There is no one specific cause for the development of aplastic anemia; however, it is commonly attributed to acquired causes and less so from inherited conditions. In the case of acquired aplastic anemia, the patient’s immune system is negatively impacted by exposure to various sources and health conditions and, thus, posing damage to the body’s bone marrow stems cells.

Such acquired causes typically include the following:

  • Pregnancy
  • Medications
  • Various infectious diseases and viral infections
  • Autoimmune disorders
  • Chemotherapy
  • Radiation
  • Certain toxins

Symptoms and Signs of Anemia

Signs and symptoms are dependent upon the stage and severity of the aplastic anemia. The absence of new red blood cells can make a patient feel tired, among other symptoms, including dizziness, chest pain, cold hands and feet, and headaches. Patients can also experience cardiac complications, such as heart arrhythmias, heart failure, murmur or an enlarged heart.[2]

Individuals who do not receive new white blood cells are susceptible to developing infections since the infection fighting property is no longer present. Symptoms of fever, flu-like symptoms, and infections are common. Effortless bruising and bleeding may be experienced as a result of platelet deficiency. Patients may experience nosebleeds, blood in his or her stool, heavy menses (women), and bleeding gums.[3]

Other signs and symptoms related to aplastic anemia include nausea and paroxysmal nocturnal hemoglobinuria. Since the above signs and symptoms can mimic other health conditions, patients should consult with their physician for a proper diagnosis.
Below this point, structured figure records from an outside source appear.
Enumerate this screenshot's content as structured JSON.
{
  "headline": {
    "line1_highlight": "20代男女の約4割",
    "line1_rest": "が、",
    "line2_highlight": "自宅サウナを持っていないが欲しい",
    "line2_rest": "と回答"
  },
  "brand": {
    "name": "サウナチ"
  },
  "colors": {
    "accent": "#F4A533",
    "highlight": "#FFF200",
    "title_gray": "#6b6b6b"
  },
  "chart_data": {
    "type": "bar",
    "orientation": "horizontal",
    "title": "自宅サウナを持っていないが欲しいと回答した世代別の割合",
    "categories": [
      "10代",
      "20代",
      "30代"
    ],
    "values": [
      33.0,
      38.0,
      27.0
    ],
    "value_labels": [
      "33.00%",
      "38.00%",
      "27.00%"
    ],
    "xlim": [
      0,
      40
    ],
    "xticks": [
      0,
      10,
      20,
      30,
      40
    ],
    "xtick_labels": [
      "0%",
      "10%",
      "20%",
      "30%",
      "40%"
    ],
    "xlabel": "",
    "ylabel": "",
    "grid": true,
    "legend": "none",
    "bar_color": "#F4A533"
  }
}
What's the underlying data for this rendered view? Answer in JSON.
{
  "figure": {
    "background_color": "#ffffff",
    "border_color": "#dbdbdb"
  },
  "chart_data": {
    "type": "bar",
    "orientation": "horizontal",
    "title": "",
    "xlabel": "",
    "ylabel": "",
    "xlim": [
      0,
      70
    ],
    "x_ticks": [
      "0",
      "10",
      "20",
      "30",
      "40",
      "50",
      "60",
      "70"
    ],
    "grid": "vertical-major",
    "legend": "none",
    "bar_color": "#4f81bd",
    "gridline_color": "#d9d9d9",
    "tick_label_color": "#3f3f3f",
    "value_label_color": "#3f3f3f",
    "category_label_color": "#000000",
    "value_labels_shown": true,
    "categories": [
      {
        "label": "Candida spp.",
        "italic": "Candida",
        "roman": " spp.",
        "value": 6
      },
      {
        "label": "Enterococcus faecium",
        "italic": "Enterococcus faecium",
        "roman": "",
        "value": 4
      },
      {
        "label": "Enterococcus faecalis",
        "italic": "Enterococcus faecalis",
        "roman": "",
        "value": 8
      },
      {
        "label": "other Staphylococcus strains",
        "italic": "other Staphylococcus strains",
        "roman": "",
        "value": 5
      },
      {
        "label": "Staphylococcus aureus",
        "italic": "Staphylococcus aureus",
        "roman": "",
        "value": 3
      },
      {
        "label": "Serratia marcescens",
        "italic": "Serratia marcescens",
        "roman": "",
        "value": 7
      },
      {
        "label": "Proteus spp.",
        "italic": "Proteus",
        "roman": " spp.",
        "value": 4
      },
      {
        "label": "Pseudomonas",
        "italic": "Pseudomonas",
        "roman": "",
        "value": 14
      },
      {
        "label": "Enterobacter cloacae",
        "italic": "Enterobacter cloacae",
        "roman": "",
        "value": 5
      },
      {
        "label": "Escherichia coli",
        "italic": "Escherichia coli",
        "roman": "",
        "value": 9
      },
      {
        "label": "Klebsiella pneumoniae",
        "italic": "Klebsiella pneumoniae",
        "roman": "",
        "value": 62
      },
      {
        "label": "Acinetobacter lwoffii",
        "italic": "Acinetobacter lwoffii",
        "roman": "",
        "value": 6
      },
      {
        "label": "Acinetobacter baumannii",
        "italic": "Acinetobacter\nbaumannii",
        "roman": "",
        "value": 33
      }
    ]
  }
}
Aplastic Anemia Treatments and Treatment Risks

Current treatments available today include medications for bone marrow stimulation, immune system suppression, prophylactic therapy, and infection treatment; blood transfusions for symptom reduction; and blood and marrow stem cell transplants.

As with most medications, there are potential risks; however, these should be discussed with a health care provider. He or she can recommend an individual medicinal treatment plan while discussing the pros and cons with the patient.
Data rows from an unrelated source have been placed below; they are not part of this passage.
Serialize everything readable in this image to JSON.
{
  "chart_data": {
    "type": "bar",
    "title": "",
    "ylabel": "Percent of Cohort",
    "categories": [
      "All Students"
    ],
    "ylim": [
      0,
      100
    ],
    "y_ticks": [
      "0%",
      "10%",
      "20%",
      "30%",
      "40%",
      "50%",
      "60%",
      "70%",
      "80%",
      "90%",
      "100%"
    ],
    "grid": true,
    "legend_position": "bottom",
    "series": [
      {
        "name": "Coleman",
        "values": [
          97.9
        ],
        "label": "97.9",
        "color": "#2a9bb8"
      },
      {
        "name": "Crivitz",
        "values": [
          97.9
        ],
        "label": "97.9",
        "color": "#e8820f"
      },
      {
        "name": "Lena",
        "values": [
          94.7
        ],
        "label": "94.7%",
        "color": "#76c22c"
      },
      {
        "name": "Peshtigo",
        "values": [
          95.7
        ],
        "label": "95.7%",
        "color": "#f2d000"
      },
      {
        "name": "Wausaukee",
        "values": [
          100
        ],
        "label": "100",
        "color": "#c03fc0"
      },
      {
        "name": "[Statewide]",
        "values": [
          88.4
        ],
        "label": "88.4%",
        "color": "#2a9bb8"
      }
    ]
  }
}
While some physicians recommend blood transfusions, they do not provide a cure and can put patients at risk for developing an allergic reaction, acquiring viruses and/or other diseases, fever, lung damage, delayed and/or acute immune hemolytic reaction, and graft-versus-host disease (GVHD).[4]

Resembling a blood transfusion, blood and marrow stem cell transplants also present risks to patients, including GVHD, infections, and graft failure.[5]
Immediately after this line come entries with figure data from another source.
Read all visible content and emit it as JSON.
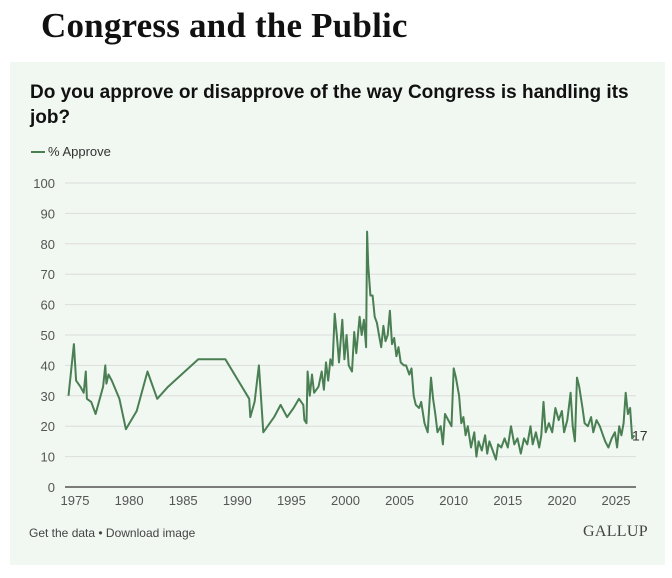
{
  "page": {
    "title": "Congress and the Public"
  },
  "footer": {
    "get_data": "Get the data",
    "separator": " • ",
    "download": "Download image",
    "brand": "GALLUP"
  },
  "colors": {
    "series": "#4a7f53",
    "panel_bg": "#f1f7f1",
    "grid": "#dcdedc",
    "axis": "#333333"
  },
  "chart_data": {
    "type": "line",
    "title": "Do you approve or disapprove of the way Congress is handling its job?",
    "xlabel": "",
    "ylabel": "",
    "xlim": [
      1973.5,
      2027.5
    ],
    "ylim": [
      0,
      100
    ],
    "x_ticks": [
      "1975",
      "1980",
      "1985",
      "1990",
      "1995",
      "2000",
      "2005",
      "2010",
      "2015",
      "2020",
      "2025"
    ],
    "y_ticks": [
      "0",
      "10",
      "20",
      "30",
      "40",
      "50",
      "60",
      "70",
      "80",
      "90",
      "100"
    ],
    "grid": true,
    "legend": "top-left",
    "end_label": "17",
    "series": [
      {
        "name": "% Approve",
        "points": [
          [
            1974.4,
            30
          ],
          [
            1974.9,
            47
          ],
          [
            1975.1,
            35
          ],
          [
            1975.5,
            33
          ],
          [
            1975.8,
            31
          ],
          [
            1976.0,
            38
          ],
          [
            1976.1,
            29
          ],
          [
            1976.5,
            28
          ],
          [
            1976.9,
            24
          ],
          [
            1977.6,
            33
          ],
          [
            1977.8,
            40
          ],
          [
            1977.9,
            34
          ],
          [
            1978.1,
            37
          ],
          [
            1978.4,
            35
          ],
          [
            1979.1,
            29
          ],
          [
            1979.7,
            19
          ],
          [
            1980.7,
            25
          ],
          [
            1981.7,
            38
          ],
          [
            1982.6,
            29
          ],
          [
            1983.6,
            33
          ],
          [
            1986.4,
            42
          ],
          [
            1988.9,
            42
          ],
          [
            1991.1,
            29
          ],
          [
            1991.2,
            23
          ],
          [
            1991.6,
            28
          ],
          [
            1992.0,
            40
          ],
          [
            1992.4,
            18
          ],
          [
            1993.4,
            23
          ],
          [
            1994.0,
            27
          ],
          [
            1994.6,
            23
          ],
          [
            1995.2,
            26
          ],
          [
            1995.7,
            29
          ],
          [
            1996.1,
            27
          ],
          [
            1996.2,
            22
          ],
          [
            1996.4,
            21
          ],
          [
            1996.5,
            38
          ],
          [
            1996.7,
            30
          ],
          [
            1996.9,
            37
          ],
          [
            1997.1,
            31
          ],
          [
            1997.5,
            33
          ],
          [
            1997.8,
            38
          ],
          [
            1998.0,
            32
          ],
          [
            1998.2,
            41
          ],
          [
            1998.4,
            35
          ],
          [
            1998.6,
            42
          ],
          [
            1998.8,
            40
          ],
          [
            1999.0,
            57
          ],
          [
            1999.2,
            50
          ],
          [
            1999.4,
            41
          ],
          [
            1999.7,
            55
          ],
          [
            1999.9,
            42
          ],
          [
            2000.1,
            50
          ],
          [
            2000.3,
            40
          ],
          [
            2000.6,
            38
          ],
          [
            2000.8,
            51
          ],
          [
            2001.0,
            44
          ],
          [
            2001.3,
            56
          ],
          [
            2001.5,
            50
          ],
          [
            2001.7,
            55
          ],
          [
            2001.9,
            46
          ],
          [
            2002.0,
            84
          ],
          [
            2002.1,
            73
          ],
          [
            2002.3,
            63
          ],
          [
            2002.5,
            63
          ],
          [
            2002.7,
            56
          ],
          [
            2002.9,
            54
          ],
          [
            2003.1,
            50
          ],
          [
            2003.3,
            46
          ],
          [
            2003.5,
            53
          ],
          [
            2003.7,
            48
          ],
          [
            2003.9,
            50
          ],
          [
            2004.1,
            58
          ],
          [
            2004.3,
            47
          ],
          [
            2004.5,
            49
          ],
          [
            2004.7,
            43
          ],
          [
            2004.9,
            46
          ],
          [
            2005.1,
            41
          ],
          [
            2005.4,
            40
          ],
          [
            2005.6,
            40
          ],
          [
            2005.9,
            37
          ],
          [
            2006.1,
            39
          ],
          [
            2006.3,
            30
          ],
          [
            2006.5,
            27
          ],
          [
            2006.8,
            26
          ],
          [
            2007.0,
            28
          ],
          [
            2007.3,
            21
          ],
          [
            2007.6,
            18
          ],
          [
            2007.9,
            36
          ],
          [
            2008.1,
            29
          ],
          [
            2008.3,
            24
          ],
          [
            2008.5,
            18
          ],
          [
            2008.8,
            20
          ],
          [
            2009.0,
            14
          ],
          [
            2009.2,
            24
          ],
          [
            2009.5,
            22
          ],
          [
            2009.8,
            20
          ],
          [
            2010.0,
            39
          ],
          [
            2010.2,
            36
          ],
          [
            2010.5,
            30
          ],
          [
            2010.7,
            21
          ],
          [
            2010.9,
            23
          ],
          [
            2011.1,
            17
          ],
          [
            2011.3,
            20
          ],
          [
            2011.6,
            13
          ],
          [
            2011.9,
            18
          ],
          [
            2012.1,
            10
          ],
          [
            2012.3,
            15
          ],
          [
            2012.6,
            12
          ],
          [
            2012.9,
            17
          ],
          [
            2013.1,
            11
          ],
          [
            2013.3,
            15
          ],
          [
            2013.6,
            12
          ],
          [
            2013.9,
            9
          ],
          [
            2014.1,
            14
          ],
          [
            2014.4,
            13
          ],
          [
            2014.7,
            16
          ],
          [
            2015.0,
            13
          ],
          [
            2015.3,
            20
          ],
          [
            2015.6,
            14
          ],
          [
            2015.9,
            16
          ],
          [
            2016.2,
            11
          ],
          [
            2016.5,
            16
          ],
          [
            2016.8,
            14
          ],
          [
            2017.1,
            20
          ],
          [
            2017.3,
            14
          ],
          [
            2017.6,
            18
          ],
          [
            2017.9,
            13
          ],
          [
            2018.1,
            17
          ],
          [
            2018.3,
            28
          ],
          [
            2018.5,
            18
          ],
          [
            2018.8,
            21
          ],
          [
            2019.1,
            18
          ],
          [
            2019.4,
            26
          ],
          [
            2019.7,
            22
          ],
          [
            2020.0,
            25
          ],
          [
            2020.2,
            18
          ],
          [
            2020.5,
            22
          ],
          [
            2020.8,
            31
          ],
          [
            2021.0,
            20
          ],
          [
            2021.2,
            15
          ],
          [
            2021.4,
            36
          ],
          [
            2021.6,
            33
          ],
          [
            2021.9,
            26
          ],
          [
            2022.1,
            21
          ],
          [
            2022.4,
            20
          ],
          [
            2022.7,
            23
          ],
          [
            2022.9,
            18
          ],
          [
            2023.2,
            22
          ],
          [
            2023.5,
            20
          ],
          [
            2023.8,
            17
          ],
          [
            2024.0,
            15
          ],
          [
            2024.3,
            13
          ],
          [
            2024.6,
            16
          ],
          [
            2024.9,
            18
          ],
          [
            2025.1,
            13
          ],
          [
            2025.3,
            20
          ],
          [
            2025.5,
            17
          ],
          [
            2025.7,
            21
          ],
          [
            2025.9,
            31
          ],
          [
            2026.1,
            24
          ],
          [
            2026.3,
            26
          ],
          [
            2026.5,
            16
          ],
          [
            2026.7,
            17
          ]
        ]
      }
    ]
  }
}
For those individuals suffering from a non-severe form of aplastic anemia, treatment may not be needed as long as their condition does not worsen. If, however, it does worsen or a patient has severe aplastic anemia, urgent treatment is recommended to avoid potential complications, including death.


The information presented herein is solely for educational purposes. The writer does not advise patients nor endorse any one treatment. Individuals with health concerns are advised to seek professional advice of a licensed health care provider.


  1. National Heart Lung and Blood Institute website. What Is Aplastic Anemia? (accessed January 8, 2011.) [1-3]
  2. National Heart Lung and Blood Institute website. What Are the Risks of a Blood Transfusion? (accessed January 9, 2011.)[4]
  3. National Heart Lung and Blood Institute website. What Are the Risks of a Blood and Marrow Stem Cell Transplant? (accessed January 9, 2011.)[5]
  4. National Hematologic Disease Information Services website. Aplastic Anemia and Myelodysplastic Syndromes. (accessed January 8, 2011.)